The message ingrained in such a disparity in numbers: Don't vote for a candidate; vote against the opponent.
Negative ads are the coin of the realm in politics. With one week left in the campaign, voters will continue to be bombarded on television, in the mail and over the phone as political strategists make their closing arguments to a shrinking pool of those who haven't made up their minds.
Under the terms of a 2002 campaign finance law, these messages are independent expenditures that the parties can undertake only if they do not coordinate with the candidates they are seeking to help. This type of spending by the parties on congressional campaigns is 54 percent higher than it was for the same period in the 2004 campaign season, according to data compiled by the Federal Election Commission.
It is also decidedly more negative.
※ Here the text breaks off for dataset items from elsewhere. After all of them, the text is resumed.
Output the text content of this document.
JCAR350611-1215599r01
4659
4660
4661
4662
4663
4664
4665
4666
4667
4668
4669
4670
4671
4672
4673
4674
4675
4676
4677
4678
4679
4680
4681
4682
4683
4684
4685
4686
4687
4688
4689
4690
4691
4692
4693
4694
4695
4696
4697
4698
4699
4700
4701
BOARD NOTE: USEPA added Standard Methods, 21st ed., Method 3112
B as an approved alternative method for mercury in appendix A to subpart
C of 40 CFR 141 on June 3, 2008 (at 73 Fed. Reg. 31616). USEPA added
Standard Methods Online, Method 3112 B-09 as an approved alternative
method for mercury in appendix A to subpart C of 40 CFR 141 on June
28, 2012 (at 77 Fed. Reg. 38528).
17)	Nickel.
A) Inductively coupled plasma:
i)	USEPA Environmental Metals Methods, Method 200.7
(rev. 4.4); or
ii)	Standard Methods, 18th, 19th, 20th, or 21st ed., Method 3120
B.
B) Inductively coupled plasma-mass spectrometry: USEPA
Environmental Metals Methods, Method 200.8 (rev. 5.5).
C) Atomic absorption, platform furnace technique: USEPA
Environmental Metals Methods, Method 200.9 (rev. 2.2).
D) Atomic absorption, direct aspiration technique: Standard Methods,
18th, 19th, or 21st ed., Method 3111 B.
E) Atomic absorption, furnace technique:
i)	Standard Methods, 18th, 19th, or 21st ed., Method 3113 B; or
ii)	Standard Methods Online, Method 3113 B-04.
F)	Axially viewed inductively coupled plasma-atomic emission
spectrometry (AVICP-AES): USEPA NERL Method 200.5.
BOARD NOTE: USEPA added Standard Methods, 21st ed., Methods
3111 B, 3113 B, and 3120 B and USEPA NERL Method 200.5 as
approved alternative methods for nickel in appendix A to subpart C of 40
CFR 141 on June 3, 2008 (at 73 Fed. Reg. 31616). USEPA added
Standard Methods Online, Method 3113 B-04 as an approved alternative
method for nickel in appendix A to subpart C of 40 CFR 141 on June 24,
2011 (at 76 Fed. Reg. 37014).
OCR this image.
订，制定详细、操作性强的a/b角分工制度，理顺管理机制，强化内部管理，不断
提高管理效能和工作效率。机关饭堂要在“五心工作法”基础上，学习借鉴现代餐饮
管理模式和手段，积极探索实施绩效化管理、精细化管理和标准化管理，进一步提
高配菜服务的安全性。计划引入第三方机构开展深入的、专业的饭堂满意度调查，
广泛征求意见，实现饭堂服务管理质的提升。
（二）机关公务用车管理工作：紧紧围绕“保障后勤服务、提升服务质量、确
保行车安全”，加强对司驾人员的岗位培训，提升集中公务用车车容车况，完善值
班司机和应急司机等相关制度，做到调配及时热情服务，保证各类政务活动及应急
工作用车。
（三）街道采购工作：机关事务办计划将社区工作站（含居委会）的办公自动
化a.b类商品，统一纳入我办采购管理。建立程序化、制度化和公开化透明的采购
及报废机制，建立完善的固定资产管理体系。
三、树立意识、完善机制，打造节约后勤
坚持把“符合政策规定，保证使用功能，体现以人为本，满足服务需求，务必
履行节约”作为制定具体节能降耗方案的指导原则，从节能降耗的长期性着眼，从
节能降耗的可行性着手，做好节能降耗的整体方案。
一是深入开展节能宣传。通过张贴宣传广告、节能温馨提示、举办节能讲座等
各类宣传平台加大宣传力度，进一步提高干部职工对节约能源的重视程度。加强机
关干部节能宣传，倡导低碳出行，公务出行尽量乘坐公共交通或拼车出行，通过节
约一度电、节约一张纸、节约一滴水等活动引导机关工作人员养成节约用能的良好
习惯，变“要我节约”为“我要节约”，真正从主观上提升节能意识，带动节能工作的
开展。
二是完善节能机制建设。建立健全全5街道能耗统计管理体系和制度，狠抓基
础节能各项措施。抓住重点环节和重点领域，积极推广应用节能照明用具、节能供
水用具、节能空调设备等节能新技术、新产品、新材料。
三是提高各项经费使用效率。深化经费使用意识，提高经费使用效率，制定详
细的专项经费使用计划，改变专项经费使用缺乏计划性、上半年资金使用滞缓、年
In 2004, the parties spent about $6 on ads in favor of congressional candidates for every $5 spent opposing candidates.
Number 2, the GOP is in a tough spot, and so to make their case, they need to link Dem candidates to people like Pelosi, Murtha, etc. and to family values issues in which Dems are generally out of step with most of America like gay marriage. Again, the ads are going to be negative.
Number 3, neither side can give a good reason why they should be elected except for the fact that they're not the other guy. The Republicans can't boast of many great achievements while they've been running things (with the obvious exception of preventing additional terror attacks at home, and don't get me wrong, that's a big deal). The GOP has spent like a drunken sailor (apologies to drunken sailors) and has grown government at rates that nobody would have predicted in 2000. The Dems have done little but support the Iraq war when it was politically advantageous to do so, and then promptly cut-and-run when it got tough. Their campaign promises consist basically of surrendering to terrorism and raising taxes. Not a winning combination, and certainly nothing out of which you'd want to make a 30 second commercial.
Until somebody on either side has something they can genuinely brag about, I don't foresee there will be much of an increase in positive ads.